Essentially, what we call the “Internet” is the electronic network of networks that connects people and information through different digital devices permitting information retrieval and person-to-person communication. In the late 1960s the U.S. Department of Defence commissioned the Advanced Research Projects Agency (ARPA) for network research, but only in 1982 Internet technology protocols, commonly known as TCP/IP, are developed. The medium began its rapid ascent in the early 1990s, when commercial interests were allowed to participate and graphical interfaces became broadly accessible.
Since then the number of people who have access to the internet and use it on a daily basis has risen exponentially, and so have the web sites available online. In 1995 they were less than 20,000, in 2000 were over 10 million (over two billion web pages) in 2010 they are estimated to be around 800,000,000.
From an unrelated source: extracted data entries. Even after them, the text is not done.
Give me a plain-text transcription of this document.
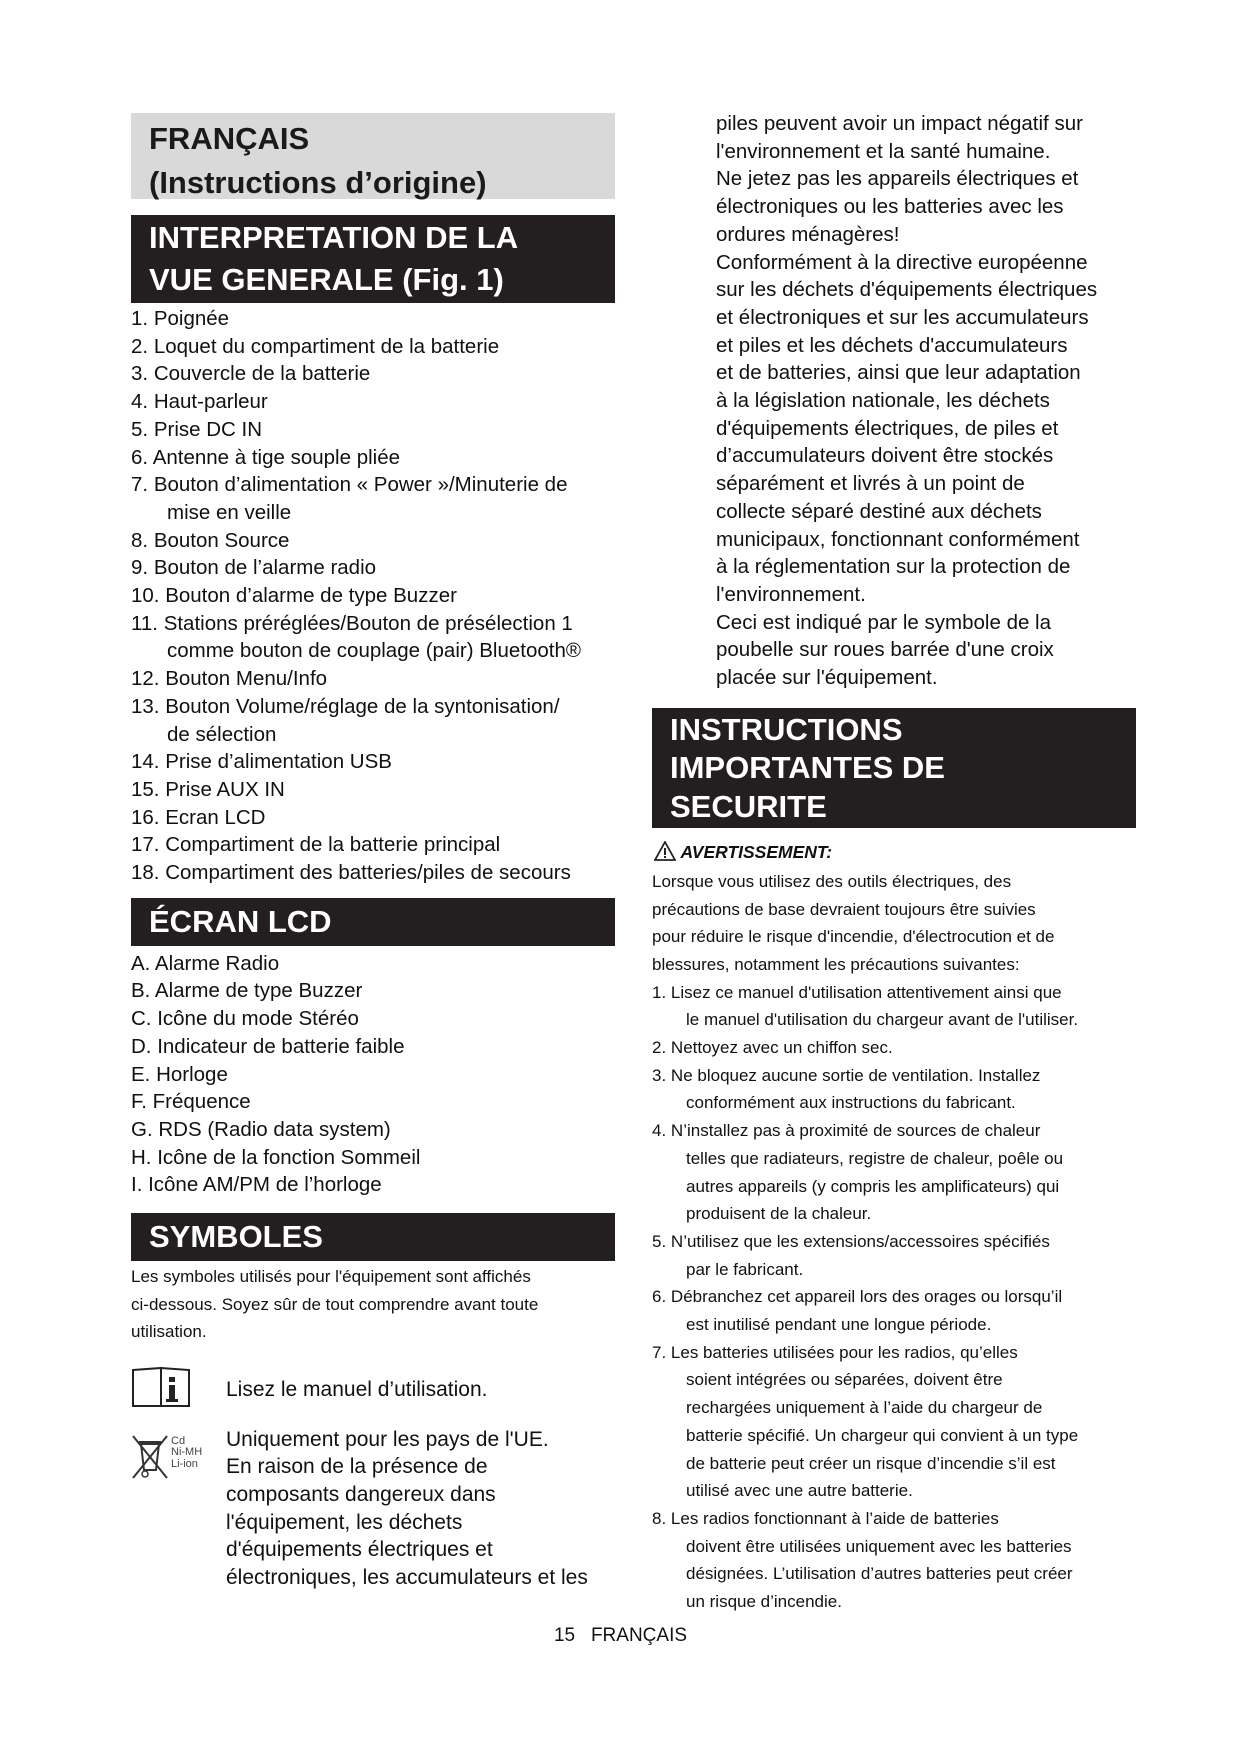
FRANÇAIS
(Instructions d’origine)
INTERPRETATION DE LA
VUE GENERALE (Fig. 1)
1. Poignée
2. Loquet du compartiment de la batterie
3. Couvercle de la batterie
4. Haut-parleur
5. Prise DC IN
6. Antenne à tige souple pliée
7. Bouton d’alimentation « Power »/Minuterie de
mise en veille
8. Bouton Source
9. Bouton de l’alarme radio
10. Bouton d’alarme de type Buzzer
11. Stations préréglées/Bouton de présélection 1
comme bouton de couplage (pair) Bluetooth®
12. Bouton Menu/Info
13. Bouton Volume/réglage de la syntonisation/
de sélection
14. Prise d’alimentation USB
15. Prise AUX IN
16. Ecran LCD
17. Compartiment de la batterie principal
18. Compartiment des batteries/piles de secours
ÉCRAN LCD
A. Alarme Radio
B. Alarme de type Buzzer
C. Icône du mode Stéréo
D. Indicateur de batterie faible
E. Horloge
F. Fréquence
G. RDS (Radio data system)
H. Icône de la fonction Sommeil
I. Icône AM/PM de l’horloge
SYMBOLES
Les symboles utilisés pour l'équipement sont affichés
ci-dessous. Soyez sûr de tout comprendre avant toute
utilisation.
Lisez le manuel d’utilisation.
Cd
Ni-MH
Li-ion
Uniquement pour les pays de l'UE.
En raison de la présence de
composants dangereux dans
l'équipement, les déchets
d'équipements électriques et
électroniques, les accumulateurs et les
piles peuvent avoir un impact négatif sur
l'environnement et la santé humaine.
Ne jetez pas les appareils électriques et
électroniques ou les batteries avec les
ordures ménagères!
Conformément à la directive européenne
sur les déchets d'équipements électriques
et électroniques et sur les accumulateurs
et piles et les déchets d'accumulateurs
et de batteries, ainsi que leur adaptation
à la législation nationale, les déchets
d'équipements électriques, de piles et
d’accumulateurs doivent être stockés
séparément et livrés à un point de
collecte séparé destiné aux déchets
municipaux, fonctionnant conformément
à la réglementation sur la protection de
l'environnement.
Ceci est indiqué par le symbole de la
poubelle sur roues barrée d'une croix
placée sur l'équipement.
INSTRUCTIONS
IMPORTANTES DE
SECURITE
AVERTISSEMENT:
Lorsque vous utilisez des outils électriques, des
précautions de base devraient toujours être suivies
pour réduire le risque d'incendie, d'électrocution et de
blessures, notamment les précautions suivantes:
1. Lisez ce manuel d'utilisation attentivement ainsi que
le manuel d'utilisation du chargeur avant de l'utiliser.
2. Nettoyez avec un chiffon sec.
3. Ne bloquez aucune sortie de ventilation. Installez
conformément aux instructions du fabricant.
4. N’installez pas à proximité de sources de chaleur
telles que radiateurs, registre de chaleur, poêle ou
autres appareils (y compris les amplificateurs) qui
produisent de la chaleur.
5. N’utilisez que les extensions/accessoires spécifiés
par le fabricant.
6. Débranchez cet appareil lors des orages ou lorsqu’il
est inutilisé pendant une longue période.
7. Les batteries utilisées pour les radios, qu’elles
soient intégrées ou séparées, doivent être
rechargées uniquement à l’aide du chargeur de
batterie spécifié. Un chargeur qui convient à un type
de batterie peut créer un risque d’incendie s’il est
utilisé avec une autre batterie.
8. Les radios fonctionnant à l’aide de batteries
doivent être utilisées uniquement avec les batteries
désignées. L’utilisation d’autres batteries peut créer
un risque d’incendie.
15 FRANÇAIS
The growth or the World Wide Web is not the privilege of the West. There is considerable activity in the Internet and online markets across Asia. A study conducted by China Internet Network Information Center (CNNIC), the state network information center of China, found out that China has more internet users than the total population of the U.S. Internet penetration remains much lower, 28.7% according to the latest data, (while North America reached 76.2%) but the vast majority are already using broadband connections. Internet use by mobile phones is rapidly increasing and although their connection speed is lower than fixed lines, it can cover a vast geographic area and can easily be applied.
South Korea, with over 37,475,800 users and an extremely vibrant web market, has one of the largest internet penetration rates in the world (77.3%). By contrast the perilous economy and the government’s repression in Democratic People’s Republic of Korea are badly obstructing any possibility of telecommunication development in the country.
According to the Internet World Stats, internet penetration in Africa in 2009 was around 6.7%, a poor result if compared to 27.7% of the rest of the world. Yet its growth has accelerated in recent years due to the improvements on infrastructures and broadband is rapidly replacing dial-up connections.